Waýreth Althopian trat beiseite. Der deutlich ältere Mann schritt zum Tisch, entdeckte das Bild der yarlara und stellte keine Fragen.

„Mein Sohn ist fort”, sagte er ohne Umschweife. „Ich erwachte aus leichtem Schlaf, und als ich mich umsah, war er weg.”

„Osse?”, fragte Althopian erstaunt.

„Da er üblicherweise daheim um diese Zeit nicht herumzustreunen pflegt, kommt mir das sehr verdächtig vor.”

„Nun, er ist nicht hier.”

„Das sehe ich. Aber ich denke, er weiß ganz genau, wo Euer Spross sich verkrochen hat und steckt mit ihm zusammen.”

Althopian seufzte. „Wäre das ein Problem für Euch?”

„Es beunruhigt mich. Ich weiß gern, wo sich meine Schutzbefohlenen aufhalten. Das schließt meine Familie mit ein.”

„Da seht Ihr, wie es mir seit gestern geht.” Althopian griff nach dem Krug. „Mögt Ihr?”

Emberbey ließ sich still am Tisch nieder und ließ sich einschenken. Sein Blick blieb an dem Damenbild haften.

„Ein sehr feines Werk”, sagte er höflich.

Althopian zuckte die Achseln. „Wenn Euer Osse bei meinem Merrit ist, würde ich den Mächten danken”, sagte er. „Der Junge wird meinen Sohn vielleicht eher zur Vernunft bringen, als sein Vater es könnte.”

„Vernunft”, sagte Emberbey bitter. „Eher wird Euer heißblütiger Wildfang meinen Sohn zu vorwitzigen Ideen verleiten. Es fängt doch schon an!”

Einen Moment schwiegen beide, nippten an ihrem Wein und warteten, bis der andere etwas sagte. Althopian hielt es nicht lange aus.

„Was wollt Ihr von mir?”, fragte er.

„Ich hatte mir gedacht … wenn der Schattensänger hinter unseren Rücken mit den Kindern geredet hat und nun beide uns meiden … was mag er ihnen eingegeben haben? Was hat er ihnen für Gedanken in den Kopf gesetzt?”

„Wie meint Ihr das?”

„Nun … ich musste ihm zusagen, aus Osse einen Gelehrten zu machen.

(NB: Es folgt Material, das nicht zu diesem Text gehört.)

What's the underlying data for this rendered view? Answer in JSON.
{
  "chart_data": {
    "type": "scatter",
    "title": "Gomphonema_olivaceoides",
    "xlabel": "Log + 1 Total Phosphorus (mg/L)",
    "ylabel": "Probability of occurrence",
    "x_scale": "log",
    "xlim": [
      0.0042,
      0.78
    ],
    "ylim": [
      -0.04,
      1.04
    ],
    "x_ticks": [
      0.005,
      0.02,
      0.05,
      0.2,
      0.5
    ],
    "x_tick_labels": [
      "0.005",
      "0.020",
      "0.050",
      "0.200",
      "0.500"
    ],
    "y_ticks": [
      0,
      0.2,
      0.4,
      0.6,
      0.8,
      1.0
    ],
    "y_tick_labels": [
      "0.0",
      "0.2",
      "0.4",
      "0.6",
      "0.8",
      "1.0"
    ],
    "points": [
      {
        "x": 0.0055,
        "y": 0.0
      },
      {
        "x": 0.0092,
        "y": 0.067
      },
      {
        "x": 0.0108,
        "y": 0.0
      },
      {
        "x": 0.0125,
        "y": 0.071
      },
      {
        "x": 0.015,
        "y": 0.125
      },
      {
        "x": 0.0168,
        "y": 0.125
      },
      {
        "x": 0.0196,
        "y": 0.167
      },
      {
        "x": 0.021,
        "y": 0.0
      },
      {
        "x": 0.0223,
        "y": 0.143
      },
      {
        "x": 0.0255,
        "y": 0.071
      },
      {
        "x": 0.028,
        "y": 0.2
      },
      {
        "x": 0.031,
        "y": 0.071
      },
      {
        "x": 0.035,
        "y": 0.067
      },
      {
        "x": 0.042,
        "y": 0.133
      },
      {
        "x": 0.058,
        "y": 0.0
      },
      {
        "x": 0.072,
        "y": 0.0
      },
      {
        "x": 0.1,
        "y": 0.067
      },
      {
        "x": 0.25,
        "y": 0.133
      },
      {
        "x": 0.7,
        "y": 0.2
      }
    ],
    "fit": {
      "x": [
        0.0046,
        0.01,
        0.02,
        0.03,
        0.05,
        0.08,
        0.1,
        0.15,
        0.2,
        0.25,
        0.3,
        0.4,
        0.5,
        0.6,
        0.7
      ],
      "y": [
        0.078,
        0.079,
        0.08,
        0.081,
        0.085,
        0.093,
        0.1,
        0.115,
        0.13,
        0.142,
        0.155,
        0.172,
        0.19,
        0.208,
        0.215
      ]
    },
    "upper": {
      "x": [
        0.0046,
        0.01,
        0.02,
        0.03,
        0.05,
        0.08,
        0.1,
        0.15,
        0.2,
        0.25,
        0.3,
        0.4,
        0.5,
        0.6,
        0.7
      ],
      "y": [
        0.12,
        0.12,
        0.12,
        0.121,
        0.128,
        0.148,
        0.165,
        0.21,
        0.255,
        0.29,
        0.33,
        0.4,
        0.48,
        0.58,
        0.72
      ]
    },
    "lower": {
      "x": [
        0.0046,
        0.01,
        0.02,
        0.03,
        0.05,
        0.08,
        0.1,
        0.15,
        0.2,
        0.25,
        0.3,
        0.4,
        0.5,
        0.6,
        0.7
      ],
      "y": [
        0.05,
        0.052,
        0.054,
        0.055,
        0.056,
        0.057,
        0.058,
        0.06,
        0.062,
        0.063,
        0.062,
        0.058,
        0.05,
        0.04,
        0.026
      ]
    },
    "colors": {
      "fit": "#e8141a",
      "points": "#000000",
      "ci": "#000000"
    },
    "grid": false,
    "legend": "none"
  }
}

Ihn auf Schulen zu schicken.”

„Ein guter Gedanke für einen aufgeweckten Knaben.”

„Osse hat daraufhin gefordert, nach Ivaál zu gehen. Weil Euer Sohn ihm das ins Ohr gesetzt hat, ganz offensichtlich.” Emberbey deutete flüchtig mit dem Kinn auf das Bild der schönen Dame.

Althopian lächelte. „Ivaál ist berühmt für seine Schulen. Viele gebildete mestaray und maedloray [~ Lehrer und Beamte] haben einige Sommer in Ivaál verbracht.”

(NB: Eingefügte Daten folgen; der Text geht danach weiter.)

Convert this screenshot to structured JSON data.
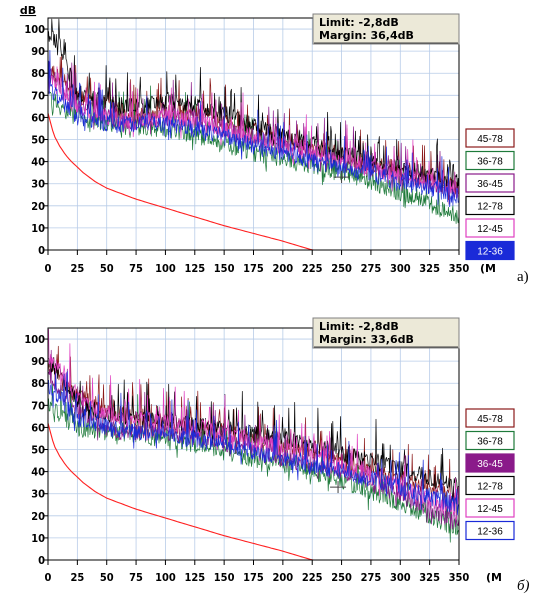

„Das ist ja gut möglich. Aber niemals zuvor ist ein … ein Emberbey diesen Weg gegangen! Ivaál … das ist weit jenseits des Montazíel!”

„Beunruhigt es Euch, wenn Euer Sohn einen neuen Weg einschlägt?” Althopian dachte nach und fühlte plötzlich tiefe Dankbarkeit dafür, dass die Mächte ihm strengen, verbitterten Emberbey vorbeigeschickt hatten, um ihn vom Kummer abzulenken. „Alsgör, macht Euch keine Gedanken. Ich habe Kontakte nach Ivaál. Wir finden für Osse eine gute Schule und Unterkunft.”

„Macht Ihr Euch denn gar keine Gedanken, ob der Schattensänger Euren Sohn, nun … auch zu Gedanken verleitet hat?”

„Nein. Und wenn dem so wäre, dann wäre es sicherlich nichts Schlechtes.” Althopian erhob sich. „Und nun kommt, Alsgör. Was sollen wir hier herumsitzen und unsererseits auf dumme Gedanken kommen. Lasst uns suchen. Wenn mein Sohn sich unsichtbar machen kann – vielleicht bringt Eurer uns auf die Spur.”